Never interrupt your attorney. You can write a note to them, but don’t interrupt them verbally. Judges will form an opinion on that action.
Do your homework. You want your attorney to be the one the judge relies on. Ask your attorney to give you the statutes, and give them the information they need to answer any questions that come up. “You should fill in all the factors, and let your attorney be as knowledgeable about who you are and what you need as anybody else,” says Judge Siegel.
Do not speak. The judges don’t want you to speak. This isn’t a trial, it’s a court proceeding. Let the attorney do the talking.
Don’t bring your kids. Some people think bringing in their children will show they don’t have home care or show that they were part of a domestic violence event, and the child is witness to the fact that they don’t get child support. Judge Siegel emphasizes that we are the voice for the children. Don’t put them in the middle. Children love their parents, and putting them in that situation to take sides is not healthy.
A lot of litigants, predominantly female, come into court unrepresented. And it seems as though they come in unaware of so many of the technicalities, and statutes – things that they are judged on and therefore at a disadvantage in court. So if this is you, if you’re not being represented, are you at a disadvantage in getting a divorce? Judge Siegel says the short answer is yes. The long answer is unless your case is super simple – meaning you’re there simply to get your divorce and might not have all the complications of children or you both are living wage earners – everyone is aided by having assistance from people that are knowledgeable in court. So yes, Hon.

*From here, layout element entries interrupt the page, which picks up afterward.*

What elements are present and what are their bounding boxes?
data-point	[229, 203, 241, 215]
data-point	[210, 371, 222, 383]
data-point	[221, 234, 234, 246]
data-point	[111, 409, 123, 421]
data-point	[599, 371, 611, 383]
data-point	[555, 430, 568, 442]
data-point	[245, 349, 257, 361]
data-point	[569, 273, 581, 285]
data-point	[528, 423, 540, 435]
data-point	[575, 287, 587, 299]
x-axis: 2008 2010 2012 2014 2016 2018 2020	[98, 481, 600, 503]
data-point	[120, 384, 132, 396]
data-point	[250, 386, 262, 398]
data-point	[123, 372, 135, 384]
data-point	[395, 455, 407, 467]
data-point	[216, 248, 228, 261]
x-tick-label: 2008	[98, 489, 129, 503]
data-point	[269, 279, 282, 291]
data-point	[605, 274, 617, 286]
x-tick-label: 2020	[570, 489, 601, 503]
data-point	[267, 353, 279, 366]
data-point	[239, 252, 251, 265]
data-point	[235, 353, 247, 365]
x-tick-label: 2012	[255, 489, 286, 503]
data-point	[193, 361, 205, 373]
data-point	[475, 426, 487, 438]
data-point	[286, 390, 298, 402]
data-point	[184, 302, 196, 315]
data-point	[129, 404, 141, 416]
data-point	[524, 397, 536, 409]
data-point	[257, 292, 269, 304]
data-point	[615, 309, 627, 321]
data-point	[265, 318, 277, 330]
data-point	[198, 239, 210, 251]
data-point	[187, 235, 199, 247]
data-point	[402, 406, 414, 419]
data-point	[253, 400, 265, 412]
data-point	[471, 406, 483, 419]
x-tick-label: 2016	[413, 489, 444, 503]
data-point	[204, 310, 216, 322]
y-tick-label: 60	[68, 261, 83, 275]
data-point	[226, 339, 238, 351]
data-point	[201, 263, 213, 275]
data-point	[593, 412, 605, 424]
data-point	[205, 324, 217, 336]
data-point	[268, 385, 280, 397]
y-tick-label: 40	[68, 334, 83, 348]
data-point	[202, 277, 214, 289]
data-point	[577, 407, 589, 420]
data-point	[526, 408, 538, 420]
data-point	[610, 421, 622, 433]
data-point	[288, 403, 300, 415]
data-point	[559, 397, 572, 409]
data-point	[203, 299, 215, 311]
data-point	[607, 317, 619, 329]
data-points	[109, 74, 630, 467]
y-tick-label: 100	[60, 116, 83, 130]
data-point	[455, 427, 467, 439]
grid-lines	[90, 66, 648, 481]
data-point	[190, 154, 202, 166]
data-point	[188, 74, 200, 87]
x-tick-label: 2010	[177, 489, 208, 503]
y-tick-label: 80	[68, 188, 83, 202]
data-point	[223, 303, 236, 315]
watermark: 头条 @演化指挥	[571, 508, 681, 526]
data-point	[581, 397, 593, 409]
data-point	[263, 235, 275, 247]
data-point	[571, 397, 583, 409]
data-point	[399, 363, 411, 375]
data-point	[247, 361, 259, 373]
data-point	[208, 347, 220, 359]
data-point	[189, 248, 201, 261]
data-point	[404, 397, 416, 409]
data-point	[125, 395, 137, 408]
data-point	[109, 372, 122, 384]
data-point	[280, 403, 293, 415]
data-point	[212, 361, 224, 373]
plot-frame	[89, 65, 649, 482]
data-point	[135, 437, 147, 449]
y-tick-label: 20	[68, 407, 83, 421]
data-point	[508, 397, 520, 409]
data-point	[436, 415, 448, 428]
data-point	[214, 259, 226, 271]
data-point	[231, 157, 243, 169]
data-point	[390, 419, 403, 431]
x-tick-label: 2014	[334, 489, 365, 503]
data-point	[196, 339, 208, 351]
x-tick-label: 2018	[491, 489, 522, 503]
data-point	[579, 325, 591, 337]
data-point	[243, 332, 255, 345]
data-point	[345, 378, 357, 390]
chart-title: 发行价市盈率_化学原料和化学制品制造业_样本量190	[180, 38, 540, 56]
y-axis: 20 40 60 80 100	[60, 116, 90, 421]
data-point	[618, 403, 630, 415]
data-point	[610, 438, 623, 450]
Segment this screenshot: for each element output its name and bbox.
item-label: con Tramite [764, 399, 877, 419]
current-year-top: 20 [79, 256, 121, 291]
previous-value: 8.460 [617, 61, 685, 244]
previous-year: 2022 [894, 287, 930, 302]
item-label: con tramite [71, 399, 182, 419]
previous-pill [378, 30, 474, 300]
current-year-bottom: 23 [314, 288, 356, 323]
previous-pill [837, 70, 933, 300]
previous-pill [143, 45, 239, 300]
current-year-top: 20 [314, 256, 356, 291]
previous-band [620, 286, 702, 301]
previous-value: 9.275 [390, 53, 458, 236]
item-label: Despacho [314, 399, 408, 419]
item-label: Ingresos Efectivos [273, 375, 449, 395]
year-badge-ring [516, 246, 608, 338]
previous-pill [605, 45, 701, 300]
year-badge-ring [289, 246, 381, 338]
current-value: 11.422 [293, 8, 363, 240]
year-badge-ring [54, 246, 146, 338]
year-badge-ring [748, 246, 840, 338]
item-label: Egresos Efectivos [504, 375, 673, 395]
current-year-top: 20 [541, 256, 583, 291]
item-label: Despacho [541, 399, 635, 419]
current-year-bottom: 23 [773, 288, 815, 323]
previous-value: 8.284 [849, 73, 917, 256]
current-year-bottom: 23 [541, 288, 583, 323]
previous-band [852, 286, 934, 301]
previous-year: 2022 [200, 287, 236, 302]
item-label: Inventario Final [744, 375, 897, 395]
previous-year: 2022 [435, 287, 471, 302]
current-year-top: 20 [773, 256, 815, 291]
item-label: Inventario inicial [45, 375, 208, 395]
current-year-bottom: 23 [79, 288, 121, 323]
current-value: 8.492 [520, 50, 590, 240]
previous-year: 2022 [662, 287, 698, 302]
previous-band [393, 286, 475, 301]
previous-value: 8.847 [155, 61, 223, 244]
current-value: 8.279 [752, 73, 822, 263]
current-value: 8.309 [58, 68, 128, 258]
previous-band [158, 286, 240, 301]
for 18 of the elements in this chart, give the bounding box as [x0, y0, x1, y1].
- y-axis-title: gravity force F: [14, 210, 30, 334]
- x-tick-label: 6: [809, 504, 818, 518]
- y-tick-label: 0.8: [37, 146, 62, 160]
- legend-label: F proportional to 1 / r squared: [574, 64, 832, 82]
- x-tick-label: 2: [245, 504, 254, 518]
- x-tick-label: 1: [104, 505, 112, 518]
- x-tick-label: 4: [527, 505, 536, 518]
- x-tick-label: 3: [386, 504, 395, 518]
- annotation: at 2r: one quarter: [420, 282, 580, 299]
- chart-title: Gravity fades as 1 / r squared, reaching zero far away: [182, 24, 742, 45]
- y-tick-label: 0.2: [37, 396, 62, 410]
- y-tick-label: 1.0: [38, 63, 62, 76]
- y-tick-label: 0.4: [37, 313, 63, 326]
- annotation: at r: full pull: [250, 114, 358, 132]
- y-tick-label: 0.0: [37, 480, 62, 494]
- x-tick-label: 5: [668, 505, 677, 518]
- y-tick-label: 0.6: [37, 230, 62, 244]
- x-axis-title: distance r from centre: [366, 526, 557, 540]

Judge Siegal does recommend having representation because unless you’re doing extensive research or know all the ins and outs of a divorce proceeding, you will be at a disadvantage.
Is the Law in my Favor?
In some states, yes, the law will be more favorable toward women to receive a fair share of alimony and aid them in the care and raising of their children. But the law has changed. Some changes were positive in regards to alimony, but in some aspects, they are negative changes, in terms of custody and parenting time. “At the end of the day, it’s really how you advocate, as opposed to the law per se,” Hon. Judge Siegal says. But then, there are states where she sees that women are the ones at a disadvantage, especially if they are not the wage earners. It depends on where you are and where you go to resolve your situation.
So Overall, Settling vs. Going to Court?
Even as a judge, Hon. Judge Siegal still recommends people opt for settling and not taking it to court if they can avoid it. “Your better view is to be in control, to do your homework, to select a good attorney, and to try to resolve your case,” Hon. Judge Siegal recommends. “Be part of the 95% of people that resolve their case, as opposed to that small number that is insistent that they must be tried by a stranger – however smart – a stranger.” In addition, the emotional and financial toll that going to court will take on you isn’t worth it unless necessary.
The bottom line, do the best you can. Listen to Judge Siegel. There are so many options out there for you if you’re trying to decide which path to take.